The centre is equipped with a UV & UF water purification system through which water is sold and delivered to villagers at Rs 5 for 20 litres. It also has an onsite micro-grid that comprises a hybrid system of portable solar battery kits, which provides electric connection for customers, at a nominal cost, within a 250m radius of the installation. Thanks to solar power, they also offer e-rickshaw services to the villagers and town nearby.
At a menstrual hygiene workshop in the village
United For Hope also supplies reusable sanitary pads, which last up to one year. A rarity anywhere else in the district, sustainable and affordable menstrual hygiene products are made accessible here. This enterprise is accompanied by extensive awareness campaigns in schools and colleges.
Further, the incomes of villagers are bolstered through tourism as Kushinagar is a Buddhist pilgrim site. They offer day-trips, and and an onsite guesthouse to tourists where guests have “access to a ‘real’ Indian village” and participate in activities within the local community.
Pillars for sustainable growth
The projects under the Smart Village model are structured under three broad pillars: social enterprise, education, and community support.
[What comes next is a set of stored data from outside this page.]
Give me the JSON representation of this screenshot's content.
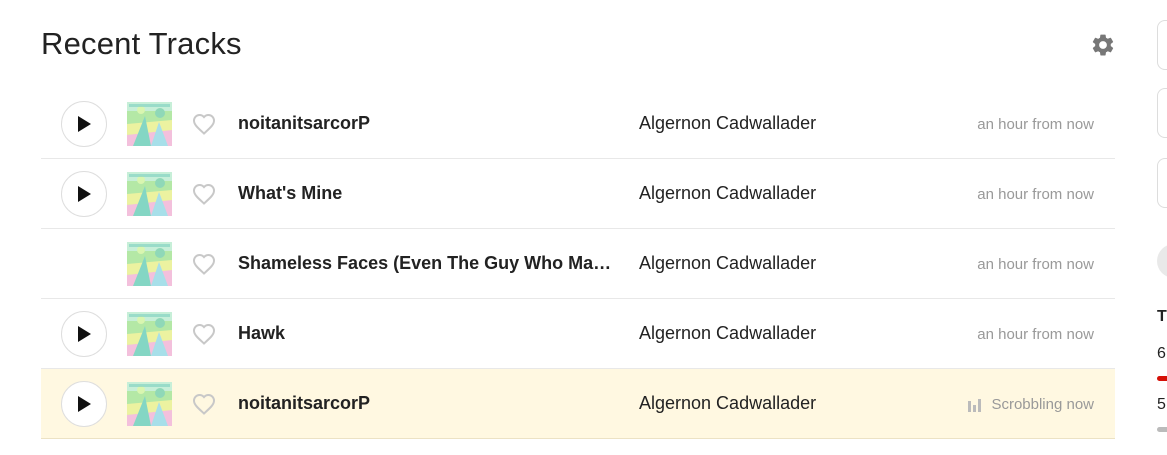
{
  "section": {
    "title": "Recent Tracks"
  },
  "tracks": [
    {
      "name": "noitanitsarcorP",
      "artist": "Algernon Cadwallader",
      "time": "an hour from now",
      "playable": true,
      "now_playing": false
    },
    {
      "name": "What's Mine",
      "artist": "Algernon Cadwallader",
      "time": "an hour from now",
      "playable": true,
      "now_playing": false
    },
    {
      "name": "Shameless Faces (Even The Guy Who Made Pizza Rolls)",
      "artist": "Algernon Cadwallader",
      "time": "an hour from now",
      "playable": false,
      "now_playing": false
    },
    {
      "name": "Hawk",
      "artist": "Algernon Cadwallader",
      "time": "an hour from now",
      "playable": true,
      "now_playing": false
    },
    {
      "name": "noitanitsarcorP",
      "artist": "Algernon Cadwallader",
      "time": "Scrobbling now",
      "playable": true,
      "now_playing": true
    }
  ],
  "sidebar": {
    "label": "T",
    "values": [
      "6",
      "5"
    ]
  },
  "colors": {
    "now_playing_bg": "#fff8e1",
    "accent_red": "#d51007",
    "muted_text": "#999999"
  },
  "icons": {
    "settings": "gear-icon",
    "play": "play-icon",
    "love": "heart-outline-icon",
    "scrobbling": "equalizer-icon"
  }
}
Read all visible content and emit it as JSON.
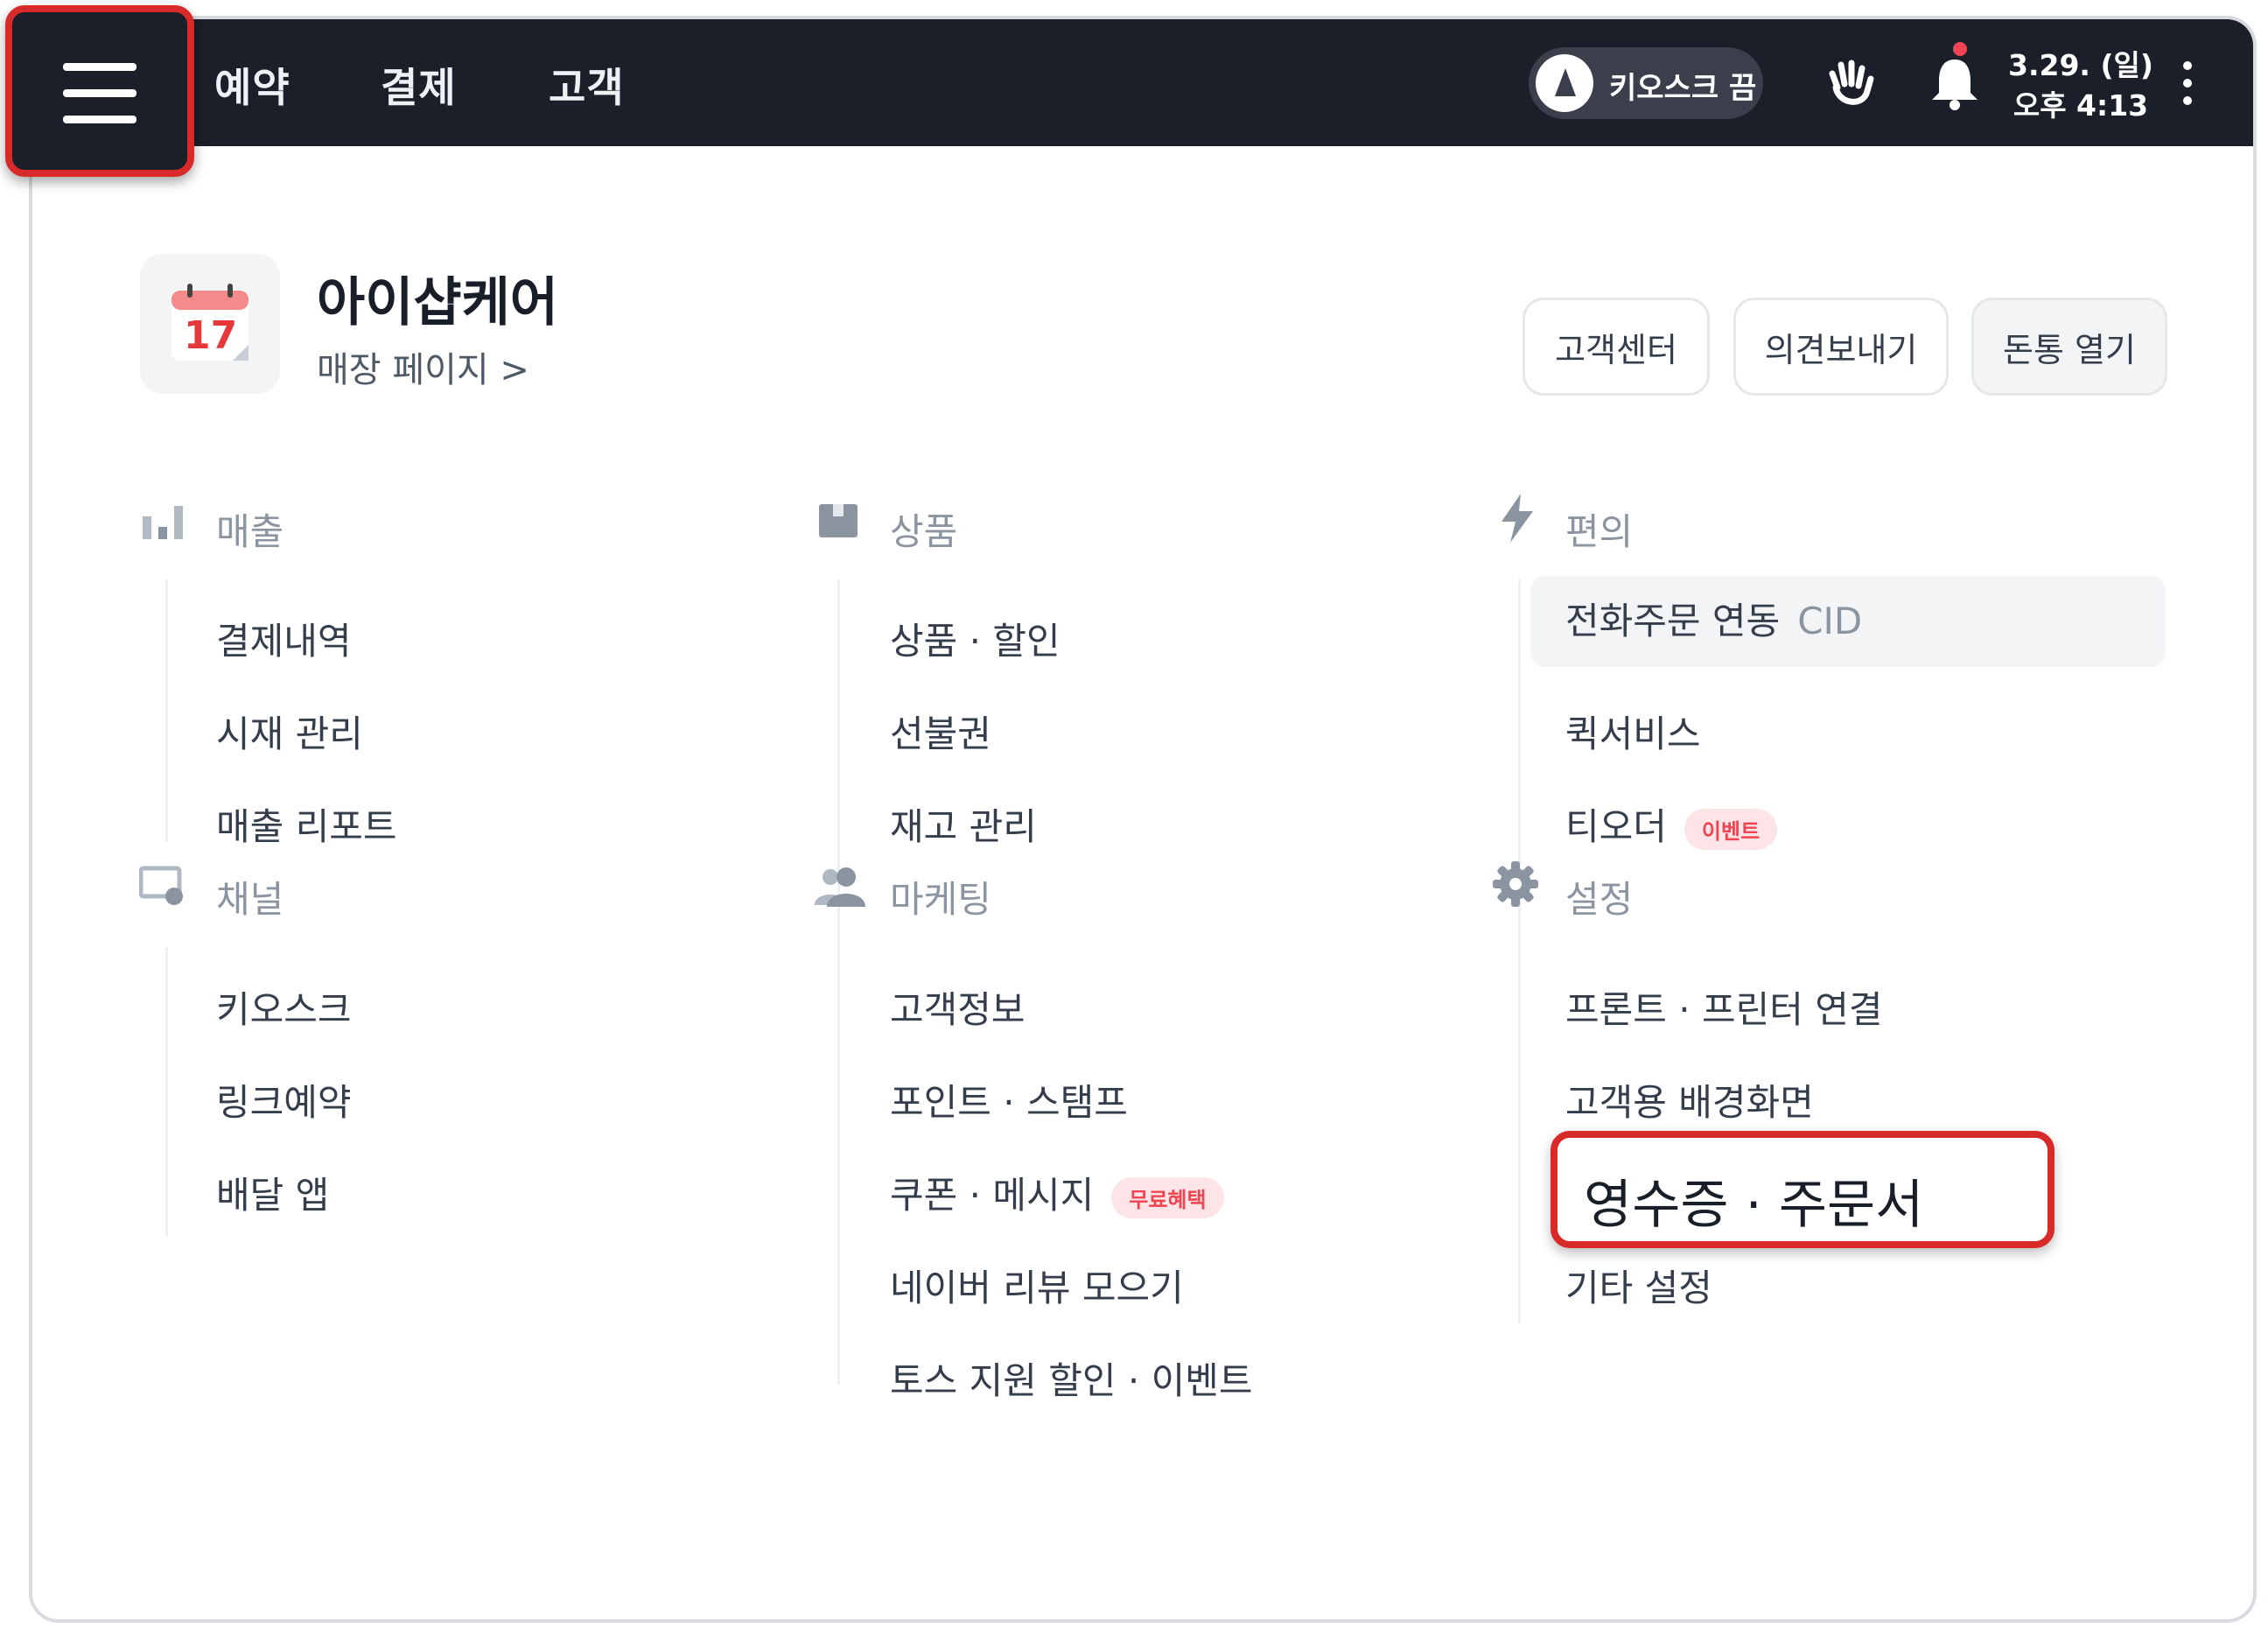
{
  "topbar": {
    "nav": [
      "예약",
      "결제",
      "고객"
    ],
    "kiosk_toggle": "키오스크 끔",
    "date": "3.29. (일)",
    "time": "오후 4:13"
  },
  "store": {
    "calendar_day": "17",
    "name": "아이샵케어",
    "page_link": "매장 페이지 >"
  },
  "header_buttons": [
    "고객센터",
    "의견보내기",
    "돈통 열기"
  ],
  "categories": {
    "sales": {
      "title": "매출",
      "items": [
        "결제내역",
        "시재 관리",
        "매출 리포트"
      ]
    },
    "products": {
      "title": "상품",
      "items": [
        "상품 · 할인",
        "선불권",
        "재고 관리"
      ]
    },
    "convenience": {
      "title": "편의",
      "items": [
        "전화주문 연동",
        "퀵서비스",
        "티오더"
      ],
      "cid_tag": "CID",
      "event_badge": "이벤트"
    },
    "channel": {
      "title": "채널",
      "items": [
        "키오스크",
        "링크예약",
        "배달 앱"
      ]
    },
    "marketing": {
      "title": "마케팅",
      "items": [
        "고객정보",
        "포인트 · 스탬프",
        "쿠폰 · 메시지",
        "네이버 리뷰 모으기",
        "토스 지원 할인 · 이벤트"
      ],
      "free_badge": "무료혜택"
    },
    "settings": {
      "title": "설정",
      "items": [
        "프론트 · 프린터 연결",
        "고객용 배경화면",
        "영수증 · 주문서",
        "기타 설정"
      ]
    }
  },
  "colors": {
    "topbar": "#1b1f29",
    "highlight": "#d92a2a",
    "badge_text": "#f04452",
    "badge_bg": "#fde4e6"
  }
}
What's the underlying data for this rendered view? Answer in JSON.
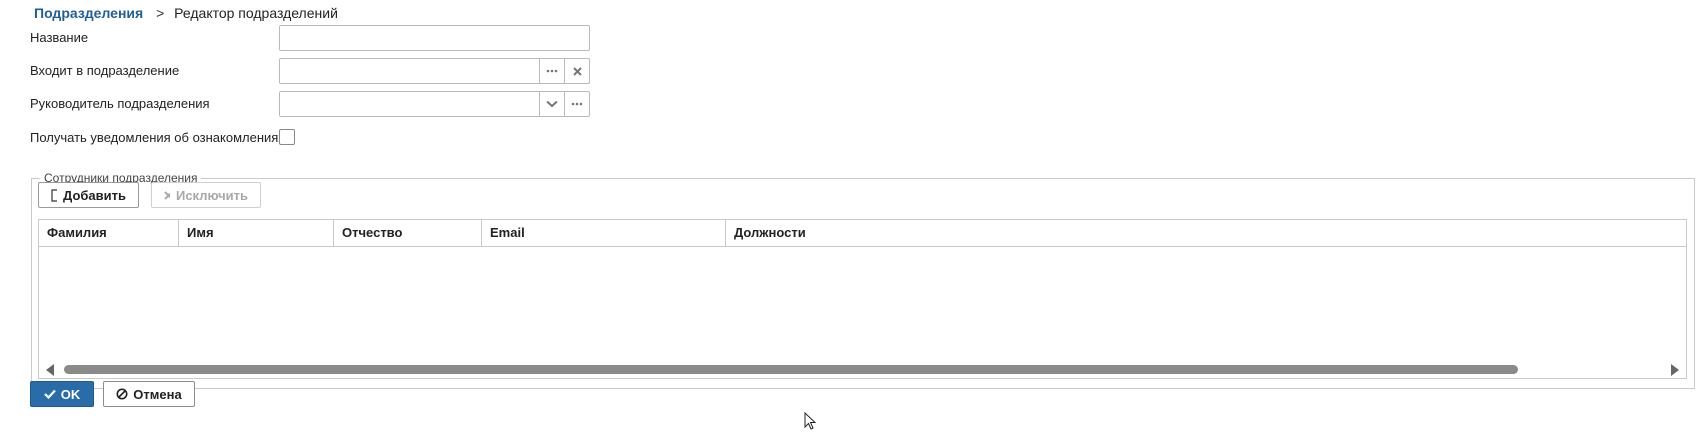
{
  "breadcrumb": {
    "parent": "Подразделения",
    "separator": ">",
    "current": "Редактор подразделений"
  },
  "form": {
    "name_label": "Название",
    "name_value": "",
    "parent_label": "Входит в подразделение",
    "parent_value": "",
    "head_label": "Руководитель подразделения",
    "head_value": "",
    "notify_label": "Получать уведомления об ознакомлениях",
    "notify_checked": false
  },
  "employees": {
    "legend": "Сотрудники подразделения",
    "add_label": "Добавить",
    "exclude_label": "Исключить",
    "columns": [
      "Фамилия",
      "Имя",
      "Отчество",
      "Email",
      "Должности"
    ],
    "rows": []
  },
  "footer": {
    "ok_label": "OK",
    "cancel_label": "Отмена"
  },
  "icons": {
    "ellipsis": "ellipsis-icon",
    "clear": "clear-x-icon",
    "dropdown": "chevron-down-icon",
    "add": "document-icon",
    "exclude": "x-icon",
    "ok": "checkmark-icon",
    "cancel": "cancel-circle-icon"
  },
  "colors": {
    "link": "#1f5f96",
    "primary_button": "#2a6ca8",
    "border": "#b9b9b9",
    "scroll_thumb": "#8a8a8a"
  }
}
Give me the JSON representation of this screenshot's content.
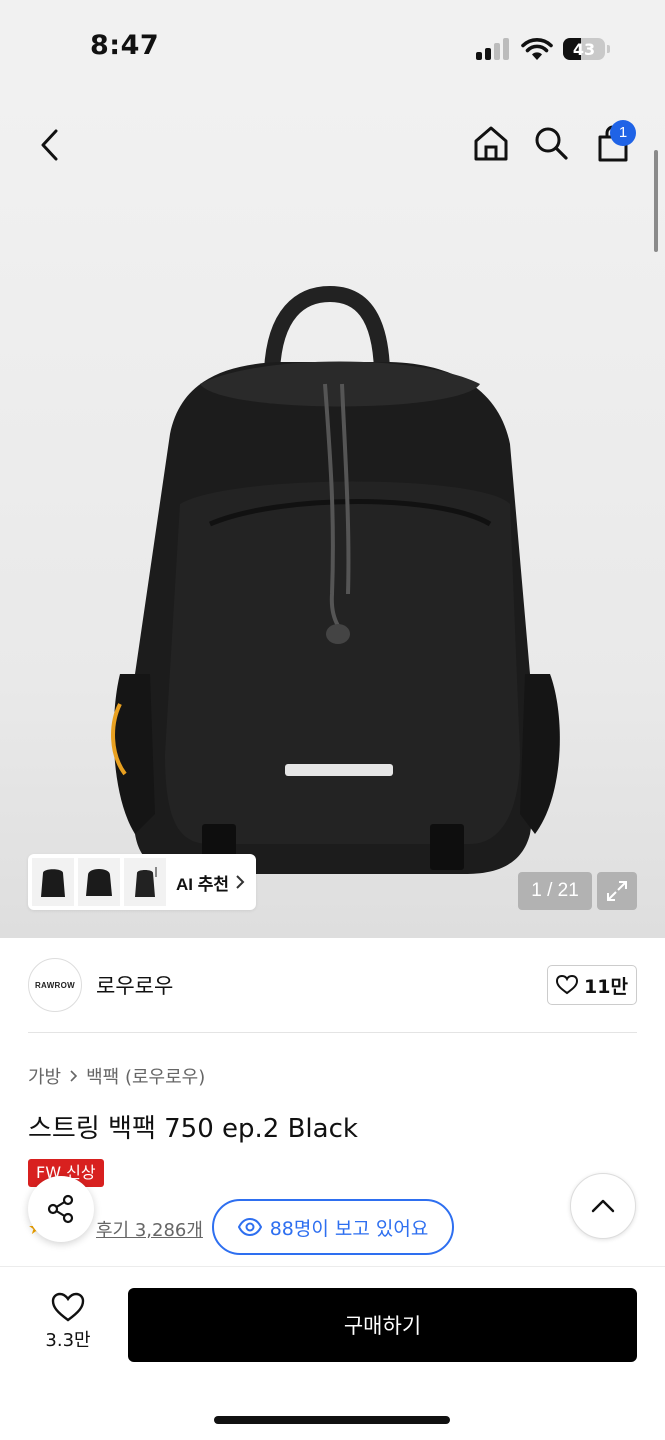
{
  "status_bar": {
    "time": "8:47",
    "battery": "43",
    "battery_level": 0.43
  },
  "header": {
    "icons": [
      "back-icon",
      "home-icon",
      "search-icon",
      "cart-icon"
    ],
    "cart_count": "1"
  },
  "gallery": {
    "ai_label": "AI 추천",
    "counter": "1 / 21"
  },
  "brand": {
    "logo_text": "RAWROW",
    "name": "로우로우",
    "likes": "11만"
  },
  "breadcrumb": {
    "category": "가방",
    "subcategory": "백팩 (로우로우)"
  },
  "product": {
    "title": "스트링 백팩 750 ep.2 Black",
    "badge": "FW 신상",
    "rating": "5",
    "reviews": "후기 3,286개",
    "watching": "88명이 보고 있어요"
  },
  "bottom": {
    "wish_count": "3.3만",
    "buy_label": "구매하기"
  },
  "colors": {
    "accent_blue": "#2e6ff0",
    "badge_red": "#d8201f",
    "buy_black": "#000000"
  }
}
- Social Enterprise: They identify basic-needs products and services that can be produced or distributed in the rural community. They then establish a go-to-market plan to ensure enterprises grow into flourishing businesses. These basic-needs enterprises are then cross-subsidised by higher revenue generating activities, such as social tourism. Through these actions, they aim to impact both job creation and attitudes towards entrepreneurship. Some of the social enterprises include a a clean water distribution model, a solar-based basic electricity and transportation business, social tourism and beekeeping.
- Education: The organisation runs education programmes both at the village community centre and in government schools in the district. They provide quality education and vocational training to children, young adults, women, and men. They focus on English and IT skills; in parallel, they offer guidance on entrepreneurship and leadership skills. Special emphasis is laid on gender through menstrual hygiene awareness workshops, gender sensitivity workshops for teenage boys, and vocational training for women.
- Community support: They create projects around citizen’s rights, healthcare, access to digital services, and government welfare schemes. They also work closely with the local government to advocate for better infrastructure, funding and improved facilities. By providing these services, United For Hope aims to influence mindsets, open up new perspectives for citizens and empower them to build a dignified future for themselves.
Students operating robots during a STEM class at the Community Centre
A smart village holds the potential to offer a solution to the threats of urbanisation and provide an alternative framework for rural development — one that values the potential of small villages and enhances it through a combination of local resources and experience-based support.
Tara is presently working on building United For Hope’s second project in Haryana.